Ted Rall hatin' on Chris Ware
Chris Ware is a graphic novelist based out of Chicago. The most famous work from his Acme Novelty Library is "Jimmy Corrigan, the Smartest Kid on Earth," lauded by many as one of the best graphic novels ever produced. Peter Schjeldahl, in the October 17 edition of the New Yorker, declared "Corrigan" the "the first formal masterpiece of a medium that he has proved to be unexpectedly complex and fertile." The story, published in 2000, follows a middle-aged under-achieving Corrigan as he ventures to find the father he never knew, and once again finding disappointment. Those story panels are spare Joost Swarte-inspired images of Corrigan and his environs, which are contrasted by a parallel story of Corrigan's grandfather being raised by his widowed father featuring large-panel, magnificently-detailed renderings of the exhibition halls of the 1893 Chicago World's Fair. Ware has since gained a wider audience with a 6-month serial that inaugurated the New York Times Magazine's new Funny Pages section.

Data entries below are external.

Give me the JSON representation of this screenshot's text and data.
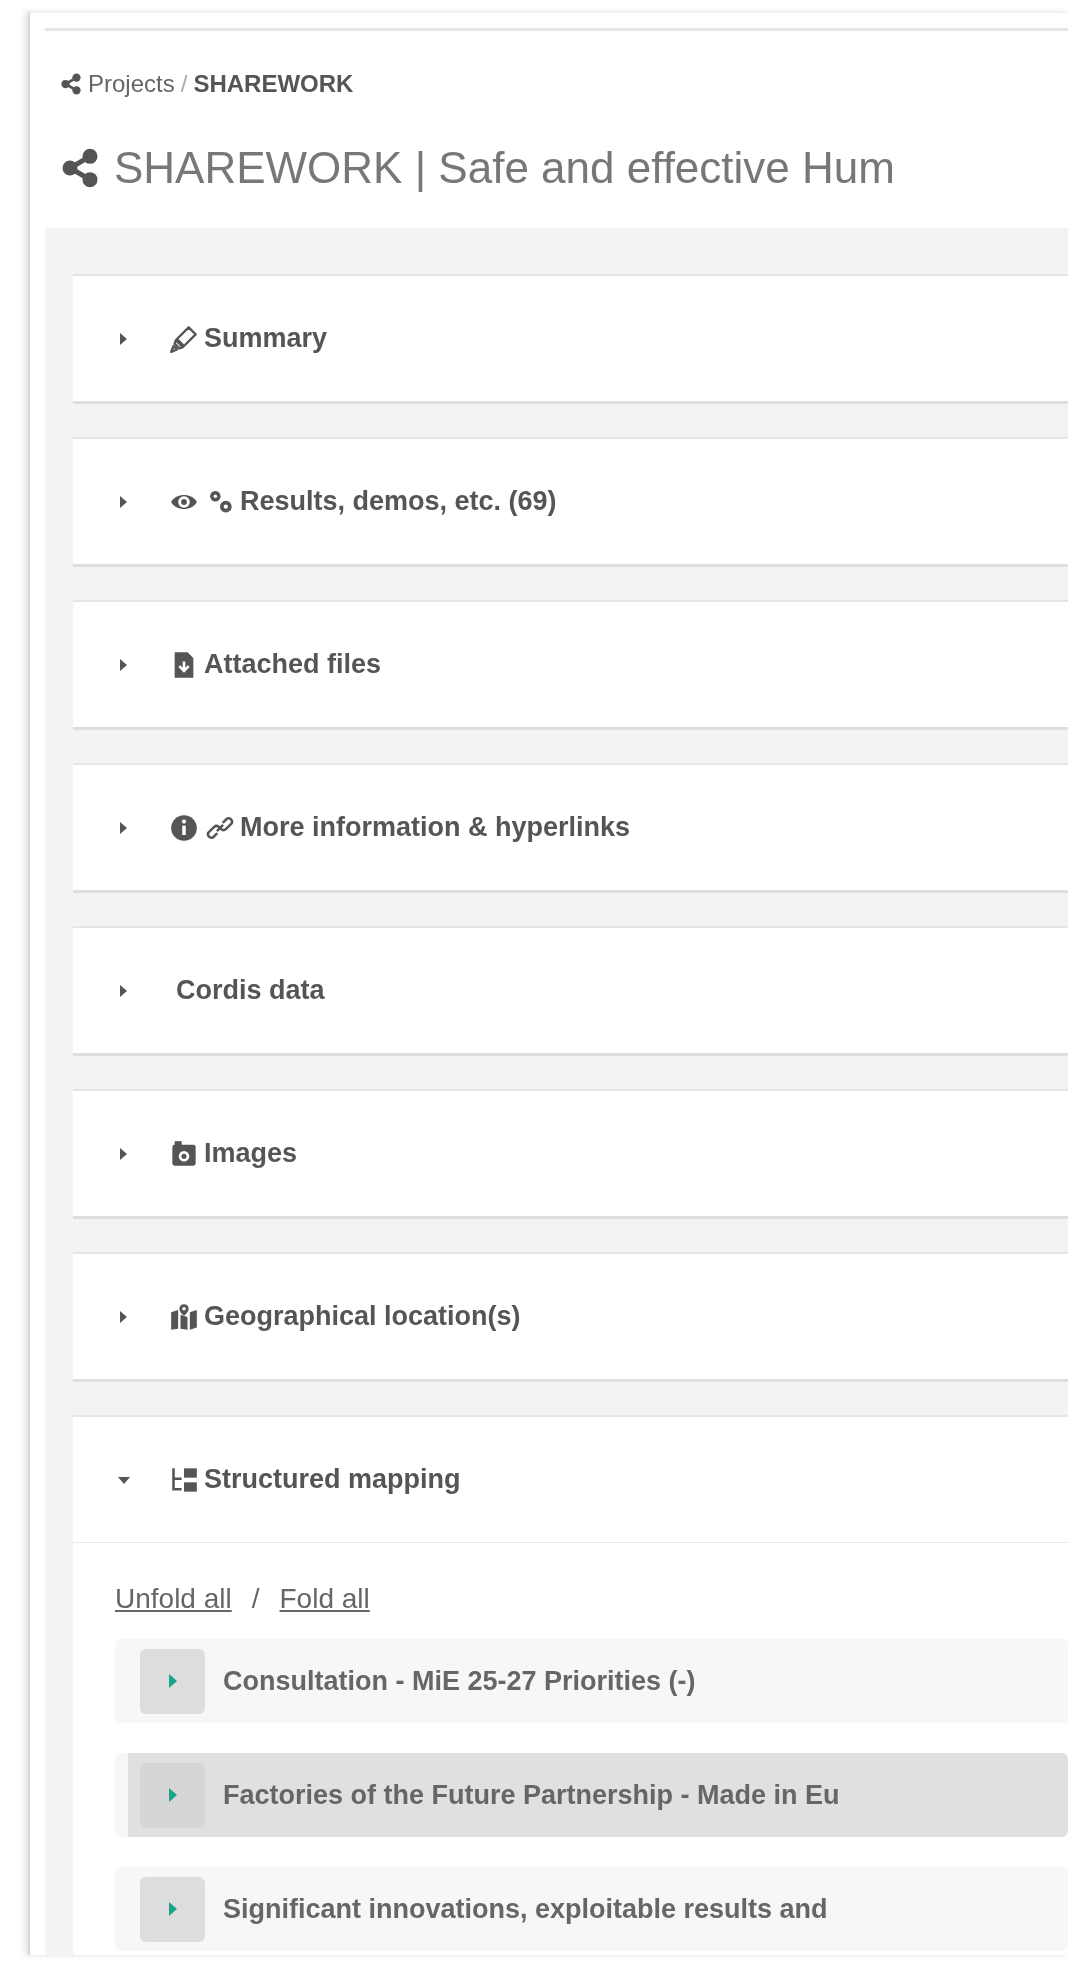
{
  "breadcrumb": {
    "parent": "Projects",
    "separator": "/",
    "current": "SHAREWORK"
  },
  "title": "SHAREWORK | Safe and effective Hum",
  "sections": [
    {
      "title": "Summary",
      "expanded": false
    },
    {
      "title": "Results, demos, etc. (69)",
      "expanded": false
    },
    {
      "title": "Attached files",
      "expanded": false
    },
    {
      "title": "More information & hyperlinks",
      "expanded": false
    },
    {
      "title": "Cordis data",
      "expanded": false
    },
    {
      "title": "Images",
      "expanded": false
    },
    {
      "title": "Geographical location(s)",
      "expanded": false
    },
    {
      "title": "Structured mapping",
      "expanded": true
    }
  ],
  "mapping": {
    "unfold": "Unfold all",
    "separator": "/",
    "fold": "Fold all",
    "items": [
      {
        "label": "Consultation - MiE 25-27 Priorities (-)",
        "selected": false
      },
      {
        "label": "Factories of the Future Partnership - Made in Eu",
        "selected": true
      },
      {
        "label": "Significant innovations, exploitable results and",
        "selected": false
      }
    ]
  }
}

While highly adept at editorializing on current global events (war, politics, terrorism, etc.), why has Rall taken time out of his schedule to kick Chris Ware in the junk and take his lunch money? Rall's December 5 cartoon mimics Ware's style and appears to mock what he calls Ware's "mundane" observations, "repetitive" panels, and use of flowcharts to "intellectualize the vapid." A scribble on the side of the panel states "apologies to Chris Ware," a phrase commonly used when one artist co-opts another's style for purposes of getting a point across, not when one is calling another a craptastic hack. It would appear Rall has had a simmering hatred for Ware's work that has now boiled over as Ware's exposure broadens.